Package: python3-bayesian-optimization
Architecture: all
Depends:
 ${misc:Depends},
 ${python3:Depends},
Pre-Depends:
 ${misc:Pre-Depends},
Description: Bayesian Optimization package
 Pure Python implementation of bayesian global optimization
 with gaussian processes. This is a constrained global
 optimization package built upon bayesian inference and
 gaussian process, that attempts to find the maximum value
 of an unknown function in as few iterations as possible.

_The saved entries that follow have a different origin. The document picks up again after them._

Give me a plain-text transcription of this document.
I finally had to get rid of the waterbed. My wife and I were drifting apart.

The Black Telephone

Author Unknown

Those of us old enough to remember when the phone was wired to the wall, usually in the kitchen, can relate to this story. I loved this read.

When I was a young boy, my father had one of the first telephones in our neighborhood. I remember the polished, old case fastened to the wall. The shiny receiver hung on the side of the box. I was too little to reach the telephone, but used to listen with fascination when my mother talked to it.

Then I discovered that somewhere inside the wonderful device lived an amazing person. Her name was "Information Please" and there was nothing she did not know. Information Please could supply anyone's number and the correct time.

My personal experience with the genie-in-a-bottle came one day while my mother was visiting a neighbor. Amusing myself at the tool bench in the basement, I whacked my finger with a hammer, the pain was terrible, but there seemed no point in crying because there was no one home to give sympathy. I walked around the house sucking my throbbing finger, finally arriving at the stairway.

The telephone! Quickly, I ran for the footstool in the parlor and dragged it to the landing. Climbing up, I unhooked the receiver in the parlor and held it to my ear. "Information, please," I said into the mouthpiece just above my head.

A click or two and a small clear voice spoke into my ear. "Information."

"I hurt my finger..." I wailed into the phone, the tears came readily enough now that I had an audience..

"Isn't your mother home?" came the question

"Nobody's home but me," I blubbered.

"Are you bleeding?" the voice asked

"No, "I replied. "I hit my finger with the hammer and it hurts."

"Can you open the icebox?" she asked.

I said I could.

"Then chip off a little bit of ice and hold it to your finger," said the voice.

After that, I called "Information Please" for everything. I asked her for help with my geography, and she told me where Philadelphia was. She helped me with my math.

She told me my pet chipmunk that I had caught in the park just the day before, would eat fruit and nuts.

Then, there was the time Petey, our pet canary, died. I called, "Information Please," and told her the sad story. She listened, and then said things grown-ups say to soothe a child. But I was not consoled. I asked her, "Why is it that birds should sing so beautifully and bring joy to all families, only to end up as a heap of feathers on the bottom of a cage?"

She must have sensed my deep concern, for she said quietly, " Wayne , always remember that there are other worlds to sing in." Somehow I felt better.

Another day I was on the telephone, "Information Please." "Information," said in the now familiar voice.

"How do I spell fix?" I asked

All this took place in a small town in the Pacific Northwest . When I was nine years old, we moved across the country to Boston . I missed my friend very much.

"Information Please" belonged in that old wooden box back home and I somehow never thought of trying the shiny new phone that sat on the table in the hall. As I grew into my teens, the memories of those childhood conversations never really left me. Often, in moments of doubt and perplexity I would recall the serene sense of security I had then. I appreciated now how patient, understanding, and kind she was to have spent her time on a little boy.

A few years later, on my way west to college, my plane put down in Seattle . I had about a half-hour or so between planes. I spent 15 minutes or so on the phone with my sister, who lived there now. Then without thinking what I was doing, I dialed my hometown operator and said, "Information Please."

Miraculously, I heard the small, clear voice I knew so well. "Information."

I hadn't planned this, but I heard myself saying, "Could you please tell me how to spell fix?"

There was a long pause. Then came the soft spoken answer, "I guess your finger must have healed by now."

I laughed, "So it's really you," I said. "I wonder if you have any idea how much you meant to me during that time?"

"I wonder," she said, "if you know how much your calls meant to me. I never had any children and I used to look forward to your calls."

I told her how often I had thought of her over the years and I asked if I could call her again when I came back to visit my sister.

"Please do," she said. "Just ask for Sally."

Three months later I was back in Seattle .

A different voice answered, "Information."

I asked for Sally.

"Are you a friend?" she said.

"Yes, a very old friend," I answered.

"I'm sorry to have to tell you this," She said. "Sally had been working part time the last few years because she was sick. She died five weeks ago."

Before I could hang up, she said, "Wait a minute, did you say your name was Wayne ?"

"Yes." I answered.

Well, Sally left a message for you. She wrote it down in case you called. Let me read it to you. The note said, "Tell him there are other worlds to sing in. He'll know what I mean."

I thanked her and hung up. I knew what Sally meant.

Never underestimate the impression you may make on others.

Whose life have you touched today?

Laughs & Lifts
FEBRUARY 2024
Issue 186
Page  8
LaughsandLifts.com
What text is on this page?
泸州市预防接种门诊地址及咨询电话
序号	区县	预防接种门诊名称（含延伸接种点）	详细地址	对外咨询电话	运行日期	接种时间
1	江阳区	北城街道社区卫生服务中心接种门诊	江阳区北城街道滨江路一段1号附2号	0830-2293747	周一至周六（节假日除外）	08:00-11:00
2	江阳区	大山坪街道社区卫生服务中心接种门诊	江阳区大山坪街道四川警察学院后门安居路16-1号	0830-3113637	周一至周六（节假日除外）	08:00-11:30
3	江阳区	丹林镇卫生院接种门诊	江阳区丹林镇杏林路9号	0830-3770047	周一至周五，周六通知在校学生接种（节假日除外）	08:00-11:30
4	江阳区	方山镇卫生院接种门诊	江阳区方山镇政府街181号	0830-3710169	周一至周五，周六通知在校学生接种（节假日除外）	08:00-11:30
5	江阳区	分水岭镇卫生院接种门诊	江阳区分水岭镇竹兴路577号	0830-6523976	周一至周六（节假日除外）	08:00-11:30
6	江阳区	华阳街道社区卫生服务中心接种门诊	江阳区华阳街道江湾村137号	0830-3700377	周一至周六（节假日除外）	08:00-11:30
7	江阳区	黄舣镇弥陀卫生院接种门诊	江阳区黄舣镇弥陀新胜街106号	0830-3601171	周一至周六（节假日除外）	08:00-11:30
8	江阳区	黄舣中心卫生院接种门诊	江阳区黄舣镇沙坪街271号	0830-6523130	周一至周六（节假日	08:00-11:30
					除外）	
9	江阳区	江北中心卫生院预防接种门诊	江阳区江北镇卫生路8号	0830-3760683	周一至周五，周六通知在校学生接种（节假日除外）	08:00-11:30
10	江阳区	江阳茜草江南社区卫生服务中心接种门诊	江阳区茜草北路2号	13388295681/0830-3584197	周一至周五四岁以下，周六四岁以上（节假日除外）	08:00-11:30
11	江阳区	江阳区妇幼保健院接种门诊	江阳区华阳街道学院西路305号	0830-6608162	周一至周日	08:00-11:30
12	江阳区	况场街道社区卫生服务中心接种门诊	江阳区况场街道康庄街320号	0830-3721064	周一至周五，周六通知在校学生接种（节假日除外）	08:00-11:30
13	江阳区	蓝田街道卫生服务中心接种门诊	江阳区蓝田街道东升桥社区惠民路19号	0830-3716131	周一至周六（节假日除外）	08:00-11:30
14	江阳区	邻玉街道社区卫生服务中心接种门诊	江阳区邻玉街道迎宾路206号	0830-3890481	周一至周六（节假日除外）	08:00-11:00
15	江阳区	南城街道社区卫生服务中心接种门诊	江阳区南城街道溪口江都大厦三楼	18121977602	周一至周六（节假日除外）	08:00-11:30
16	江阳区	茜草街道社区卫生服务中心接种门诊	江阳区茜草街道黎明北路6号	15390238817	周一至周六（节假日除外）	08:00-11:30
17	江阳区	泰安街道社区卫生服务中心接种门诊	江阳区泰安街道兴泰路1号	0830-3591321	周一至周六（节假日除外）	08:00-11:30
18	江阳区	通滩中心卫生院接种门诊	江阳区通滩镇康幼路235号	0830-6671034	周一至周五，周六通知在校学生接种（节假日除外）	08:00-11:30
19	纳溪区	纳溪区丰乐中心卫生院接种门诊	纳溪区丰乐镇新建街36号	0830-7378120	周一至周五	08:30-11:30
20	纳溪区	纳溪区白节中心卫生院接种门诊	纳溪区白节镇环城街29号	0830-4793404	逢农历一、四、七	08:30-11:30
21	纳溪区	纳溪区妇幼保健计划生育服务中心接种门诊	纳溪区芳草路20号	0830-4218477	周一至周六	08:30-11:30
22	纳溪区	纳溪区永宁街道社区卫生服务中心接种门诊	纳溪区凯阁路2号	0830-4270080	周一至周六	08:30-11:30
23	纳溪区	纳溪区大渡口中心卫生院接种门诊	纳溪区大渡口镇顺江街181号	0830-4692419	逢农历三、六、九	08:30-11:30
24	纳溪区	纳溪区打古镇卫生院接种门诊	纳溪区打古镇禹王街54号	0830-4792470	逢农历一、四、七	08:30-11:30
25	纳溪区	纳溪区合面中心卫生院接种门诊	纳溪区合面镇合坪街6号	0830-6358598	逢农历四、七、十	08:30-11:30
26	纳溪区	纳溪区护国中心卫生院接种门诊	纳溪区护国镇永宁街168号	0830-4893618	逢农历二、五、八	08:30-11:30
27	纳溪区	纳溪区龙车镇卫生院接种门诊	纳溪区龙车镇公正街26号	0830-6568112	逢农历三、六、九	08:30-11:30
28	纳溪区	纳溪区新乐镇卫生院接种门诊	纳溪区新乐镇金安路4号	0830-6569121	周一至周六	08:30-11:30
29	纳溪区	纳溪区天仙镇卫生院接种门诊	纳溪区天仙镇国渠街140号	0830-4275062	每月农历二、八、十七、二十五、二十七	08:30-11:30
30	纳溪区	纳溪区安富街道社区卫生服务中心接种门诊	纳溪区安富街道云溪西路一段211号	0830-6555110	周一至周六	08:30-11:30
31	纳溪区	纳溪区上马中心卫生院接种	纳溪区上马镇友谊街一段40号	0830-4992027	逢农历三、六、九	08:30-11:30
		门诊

 This technique is particularly suited for optimization of
 high cost functions, situations where the balance between
 exploration and exploitation is important.

Package: python-bayesian-optimization-doc
Architecture: all
Section: doc
Depends:
 libjs-requirejs,
 node-mathjax-full,
 ${misc:Depends},
 ${sphinxdoc:Depends},
Multi-Arch: foreign
Description: Documentation for python-bayesian-optimization
 Pure Python implementation of bayesian global optimization
 with gaussian processes. This is a constrained global
 optimization package built upon bayesian inference and
 gaussian process, that attempts to find the maximum value
 of an unknown function in as few iterations as possible.
 This technique is particularly suited for optimization of
 high cost functions, situations where the balance between
 exploration and exploitation is important.
 .
 This package contains documentation for bayesian-optimization.